The formula explained
The vertex lies on the axis of symmetry, found by setting the derivative to zero: \(x^* = -b/(2a)\). Substituting this back into the function and simplifying gives the extreme value directly as $$\text{value} = c - \frac{b^2}{4a}.$$ This is algebraically identical to completing the square, which rewrites the quadratic as \(a(x - x^*)^2 + \text{value}\).
Worked example
Take \(f(x) = x^2 - 4x + 3\), so \(a = 1\), \(b = -4\), \(c = 3\). The vertex $$x^* = \frac{-(-4)}{2 \cdot 1} = 2.$$ The minimum $$\text{value} = 3 - \frac{(-4)^2}{4 \cdot 1} = 3 - \frac{16}{4} = 3 - 4 = -1.$$ Because \(a > 0\) the parabola opens upward, so \(-1\) is a minimum, reached at \(x = 2\).
FAQ
Is the answer a minimum or a maximum?
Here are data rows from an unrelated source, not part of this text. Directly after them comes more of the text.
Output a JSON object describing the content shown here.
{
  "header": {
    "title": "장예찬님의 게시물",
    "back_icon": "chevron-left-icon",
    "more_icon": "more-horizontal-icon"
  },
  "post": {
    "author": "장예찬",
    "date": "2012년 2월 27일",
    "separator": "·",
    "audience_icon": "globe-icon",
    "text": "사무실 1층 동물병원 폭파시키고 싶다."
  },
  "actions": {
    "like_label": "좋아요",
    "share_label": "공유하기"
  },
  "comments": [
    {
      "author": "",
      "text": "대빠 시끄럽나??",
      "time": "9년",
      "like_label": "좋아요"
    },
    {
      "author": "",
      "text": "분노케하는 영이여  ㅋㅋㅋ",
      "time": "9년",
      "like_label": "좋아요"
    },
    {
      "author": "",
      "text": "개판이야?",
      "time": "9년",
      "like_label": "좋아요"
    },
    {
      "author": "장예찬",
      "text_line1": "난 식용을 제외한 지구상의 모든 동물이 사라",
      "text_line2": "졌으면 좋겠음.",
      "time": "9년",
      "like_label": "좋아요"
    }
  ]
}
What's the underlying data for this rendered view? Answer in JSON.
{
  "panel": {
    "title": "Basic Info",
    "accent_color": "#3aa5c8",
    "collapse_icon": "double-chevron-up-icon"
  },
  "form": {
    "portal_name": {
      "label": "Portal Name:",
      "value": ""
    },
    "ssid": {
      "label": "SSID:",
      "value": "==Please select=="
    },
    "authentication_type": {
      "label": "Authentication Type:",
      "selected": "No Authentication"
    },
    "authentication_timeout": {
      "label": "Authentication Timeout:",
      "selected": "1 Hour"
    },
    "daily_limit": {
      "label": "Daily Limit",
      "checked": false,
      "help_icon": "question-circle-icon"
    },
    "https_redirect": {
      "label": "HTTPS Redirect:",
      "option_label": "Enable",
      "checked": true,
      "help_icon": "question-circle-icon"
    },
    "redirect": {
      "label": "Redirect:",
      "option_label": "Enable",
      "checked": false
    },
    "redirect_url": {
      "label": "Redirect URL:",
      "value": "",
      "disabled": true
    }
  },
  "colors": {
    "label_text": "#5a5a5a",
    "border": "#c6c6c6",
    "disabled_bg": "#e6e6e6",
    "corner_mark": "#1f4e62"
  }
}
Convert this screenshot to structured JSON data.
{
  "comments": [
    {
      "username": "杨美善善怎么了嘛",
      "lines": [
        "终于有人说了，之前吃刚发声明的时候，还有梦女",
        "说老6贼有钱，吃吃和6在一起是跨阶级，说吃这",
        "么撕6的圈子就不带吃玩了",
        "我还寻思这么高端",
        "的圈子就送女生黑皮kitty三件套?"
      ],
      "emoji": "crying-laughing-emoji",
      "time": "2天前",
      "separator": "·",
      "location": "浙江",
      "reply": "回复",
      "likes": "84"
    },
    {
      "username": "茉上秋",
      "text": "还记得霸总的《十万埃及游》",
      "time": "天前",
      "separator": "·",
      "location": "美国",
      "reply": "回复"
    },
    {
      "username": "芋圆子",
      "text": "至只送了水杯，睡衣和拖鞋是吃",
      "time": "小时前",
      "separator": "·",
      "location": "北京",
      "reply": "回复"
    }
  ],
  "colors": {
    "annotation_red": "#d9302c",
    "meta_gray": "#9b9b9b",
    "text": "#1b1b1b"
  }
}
It is a minimum when \(a > 0\) (opens upward) and a maximum when \(a < 0\) (opens downward).
What if a equals 0? Then the function is linear and has no vertex; enter a non-zero a.
Does this give the range of the function? Yes — for \(a > 0\) the range is \([\text{value}, \infty)\); for \(a < 0\) it is \((-\infty, \text{value}]\).